# ct.category theory – Sober spaces and \$ sigma \$ -Algebras

I have a question about $$sigma$$-algebras compared to the topology without points. The question was inspired by a comment on a similar question that I had:

If abstract $$sigma$$-algebras (that is, some Boolean algebras) must $$sigma$$-algebras on a set as the network of open sets is a topological space, one can then wonder if there is a correspondence between the frames and the sober spaces, as in the topology of points set. That is, do we have a correspondence between summary $$sigma$$-algebras and some incorporated $$sigma$$-algebras? These certain measurable spaces would be analogous to the sober spaces of the topology.

More specifically, I want to think about how to modify this theorem:

Theorem: Let $$text {Frame}$$ to be the category of the frames and let $$text {Top}$$ to be the category of executives. There is a functor $$text {Top} rightarrow text {Frame}$$ sending a topological space $$X$$ to the hom-set $$text {Top} (X, {0, 1 })$$ with a certain lattice structure. There is a functor $$text {Frame} rightarrow text {Top}$$ sending a frame $$F$$ to the hom-set $$text {Frame} (X, {0, 1 })$$ with a certain topology. These functors form an idempotent addition $$text {Frame} leftrightarrow text {Top}$$, which then counts as two additions $$text {Frame} leftrightarrow text {Sober} leftrightarrow text {Top}$$, or $$text {Sober}$$ is the complete subcategory of $$text {Top}$$ composed of sober spaces.

To obtain this theorem (which may require an adjustment):

Theorem: Let $$C$$ to be the category of ambient $$sigma$$-algebras and leave $$D$$ to be the category of embedded $$sigma$$-algebras. There is a functor $$D rightarrow C$$ send an embedded $$sigma$$-algebra $$(X, A)$$ to the hom-set $$text {D} ((X, A), ( {0, 1 }, P ( {0, 1 })$$ with a certain Boolean algebra structure with meetings and accounting joins. There is a functor $$C rightarrow D$$ send one $$sigma$$-algebra $$A$$ to the hom-set $$text {C} (A, {0, 1 })$$ with a certain topology. These functors form an idempotent addition $$text {C} leftrightarrow text {D}$$, which then counts as two additions $$text {C} leftrightarrow text {?} leftrightarrow text {D}$$, or $$text {?}$$ is a category that exists from the fundamental equivalence of the definitions of an idempotent addition.

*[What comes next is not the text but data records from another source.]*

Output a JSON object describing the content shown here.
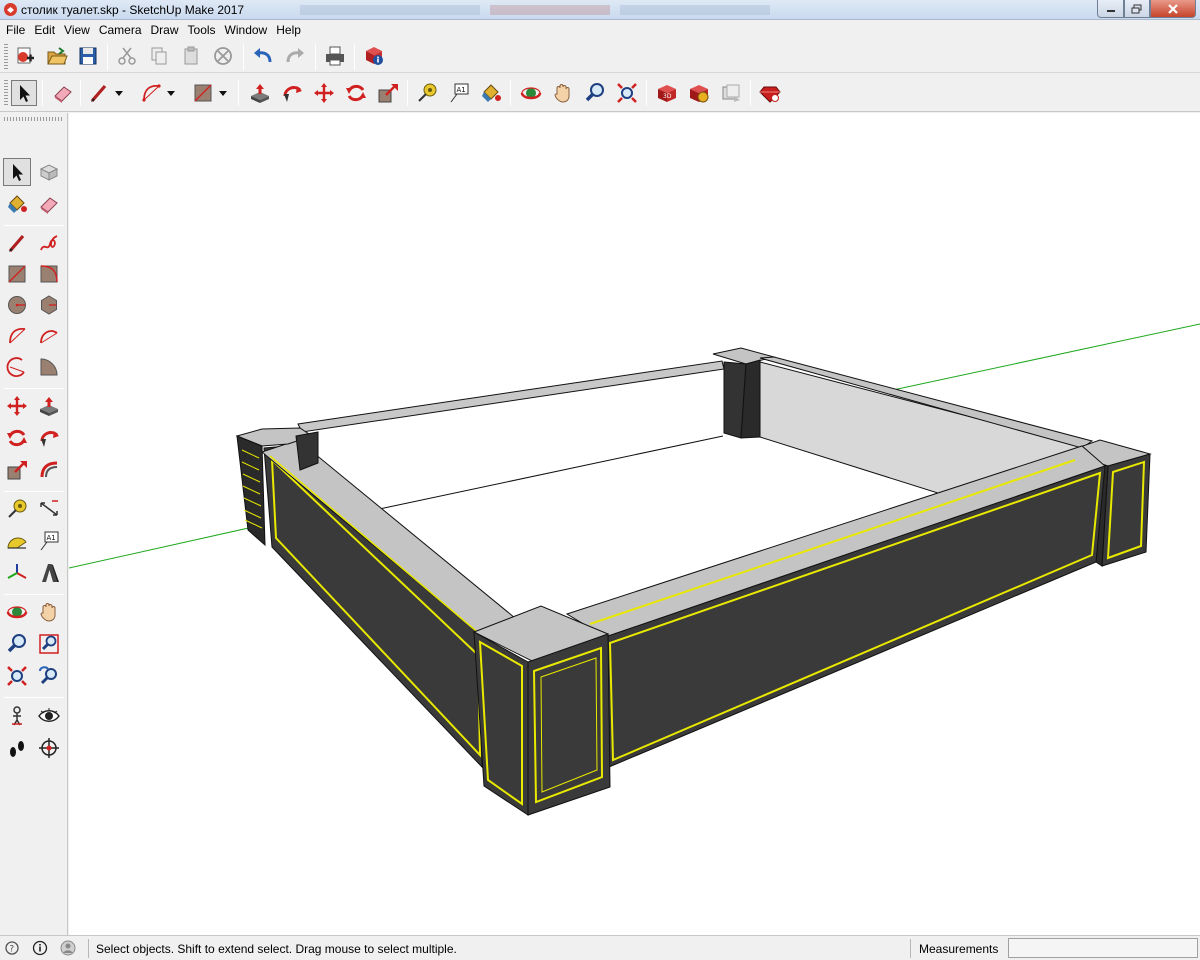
{
  "window": {
    "title": "столик туалет.skp - SketchUp Make 2017"
  },
  "menu": {
    "items": [
      "File",
      "Edit",
      "View",
      "Camera",
      "Draw",
      "Tools",
      "Window",
      "Help"
    ]
  },
  "toolbar_top": {
    "icons": [
      "new-file-icon",
      "open-icon",
      "save-icon",
      "cut-icon",
      "copy-icon",
      "paste-icon",
      "erase-icon",
      "undo-icon",
      "redo-icon",
      "print-icon",
      "model-info-icon"
    ]
  },
  "toolbar_main": {
    "icons": [
      "select-icon",
      "eraser-icon",
      "line-icon",
      "arc-icon",
      "rectangle-icon",
      "push-pull-icon",
      "follow-me-icon",
      "move-icon",
      "rotate-icon",
      "scale-icon",
      "tape-measure-icon",
      "text-icon",
      "paint-bucket-icon",
      "orbit-icon",
      "pan-icon",
      "zoom-icon",
      "zoom-extents-icon",
      "warehouse-icon",
      "extension-warehouse-icon",
      "layout-icon",
      "ruby-icon"
    ]
  },
  "toolbar_left": {
    "icons": [
      "select-icon",
      "component-icon",
      "paint-bucket-icon",
      "eraser-icon",
      "line-icon",
      "freehand-icon",
      "rectangle-icon",
      "rotated-rectangle-icon",
      "circle-icon",
      "polygon-icon",
      "arc-icon",
      "two-point-arc-icon",
      "three-point-arc-icon",
      "pie-icon",
      "move-icon",
      "push-pull-icon",
      "rotate-icon",
      "follow-me-icon",
      "scale-icon",
      "offset-icon",
      "tape-measure-icon",
      "dimension-icon",
      "protractor-icon",
      "text-icon",
      "axes-icon",
      "3d-text-icon",
      "orbit-icon",
      "pan-icon",
      "zoom-icon",
      "zoom-window-icon",
      "zoom-extents-icon",
      "previous-view-icon",
      "position-camera-icon",
      "look-around-icon",
      "walk-icon",
      "section-plane-icon"
    ]
  },
  "status": {
    "message": "Select objects. Shift to extend select. Drag mouse to select multiple.",
    "measurements_label": "Measurements",
    "measurements_value": ""
  },
  "colors": {
    "panel_dark": "#3a3a3a",
    "cap_grey": "#c4c4c4",
    "inner_wall": "#d9d9d9",
    "highlight_yellow": "#e8e800",
    "axis_green": "#1ea81e"
  }
}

C & # 39; is, $$?$$ should be a complete subcategory (reflective or co-reflective) of the category of $$sigma$$Algebras I suspect would play the role of sober spaces under this analogy. And, if the above theorem is valid, then I am interested in knowing:

Question: can we characterize the category $$?$$ in the above theorem in more concrete terms?